The importance of dietary and lifestyle behaviors

Over time Disposable Gloves Wholesale, the Finnish people grew increasingly aware of the importance of their dietary and lifestyle behaviors Food gloves, made the investments of time, energy, and money, and followed through on their commitment to better health. 

These changes resulted in a stunning 73 percent reduction in coronary heart disease mortality in North Karelia specifically and a 65 percent reduction in coronary heart disease mortality in Finland overall from 1972 to 1997.1 There is so much we can learn from and be inspired by in the North Karelia story. 

This powerful example illustrates what can be accomplished when communities work together to achieve a common goal. In order to execute a massive global public health success story of this kind, we all need to come together with a common objective in mind: doctors, patients, communities, cities, states, businesses, and governments. I believe doctors and their patients can lead the way, initiating the first step of awareness on a cultural level. 


At the start of this book, we talked about the complicated relationship between medical institutions and the business world, and the financial incentives available to physicians and hospitals that distort the very meaning of “health care.” Today, illnesses are treated with drugs and procedures without consideration of the root causes of disease. 

We must prioritize prevention and lifestyle changes that have overall higher success rates in minimizing symptoms and eradicating disease before it starts.
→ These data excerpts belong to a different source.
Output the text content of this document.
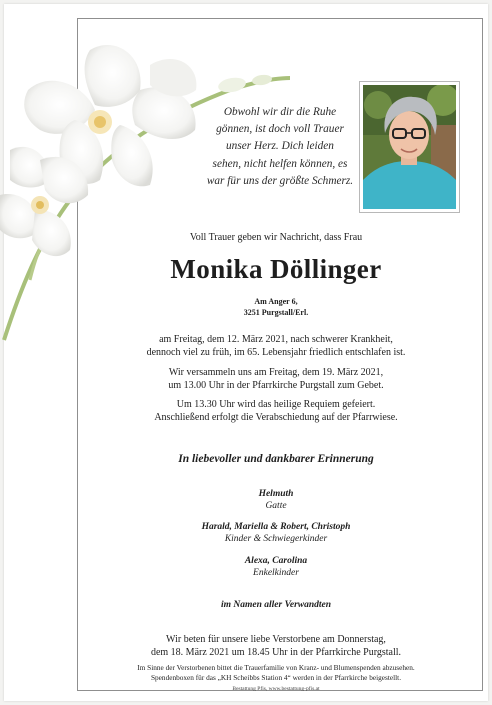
Obwohl wir dir die Ruhe
gönnen, ist doch voll Trauer
unser Herz. Dich leiden
sehen, nicht helfen können, es
war für uns der größte Schmerz.
Voll Trauer geben wir Nachricht, dass Frau
Monika Döllinger
Am Anger 6,
3251 Purgstall/Erl.
am Freitag, dem 12. März 2021, nach schwerer Krankheit,
dennoch viel zu früh, im 65. Lebensjahr friedlich entschlafen ist.
Wir versammeln uns am Freitag, dem 19. März 2021,
um 13.00 Uhr in der Pfarrkirche Purgstall zum Gebet.
Um 13.30 Uhr wird das heilige Requiem gefeiert.
Anschließend erfolgt die Verabschiedung auf der Pfarrwiese.
In liebevoller und dankbarer Erinnerung
Helmuth
Gatte
Harald, Mariella & Robert, Christoph
Kinder & Schwiegerkinder
Alexa, Carolina
Enkelkinder
im Namen aller Verwandten
Wir beten für unsere liebe Verstorbene am Donnerstag,
dem 18. März 2021 um 18.45 Uhr in der Pfarrkirche Purgstall.
Im Sinne der Verstorbenen bittet die Trauerfamilie von Kranz- und Blumenspenden abzusehen.
Spendenboxen für das „KH Scheibbs Station 4“ werden in der Pfarrkirche beigestellt.
Bestattung Pfis, www.bestattung-pfis.at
Under the current system, doctors become highly trained disease detectives, focusing on pathogenesis, or the process of disease. They painstakingly learn how to collect clues to arrive at a diagnosis. They collect information from the patient's history and examination, ordering things like blood work and imaging studies. 

Once a diagnosis is made, they “solve” the problem by writing a prescription or ordering a surgical procedure. Meanwhile, medical students and doctors are learning little to nothing about the other end of the human health continuum, which is called salutogenesis.

 This phrase was coined by Aaron Antonovsky, a professor of medical sociology, in order to “focus on people's resources and capacity to create health rather than the classic focus on risks, ill health, and disease.”2 Salutogenesis is the process by which we produce health and well-being, and according to Dr. David Eisenberg of the Harvard School of Public Health, it “should assume its rightful position alongside the study of pathogenesis . . . in medical education and practice.”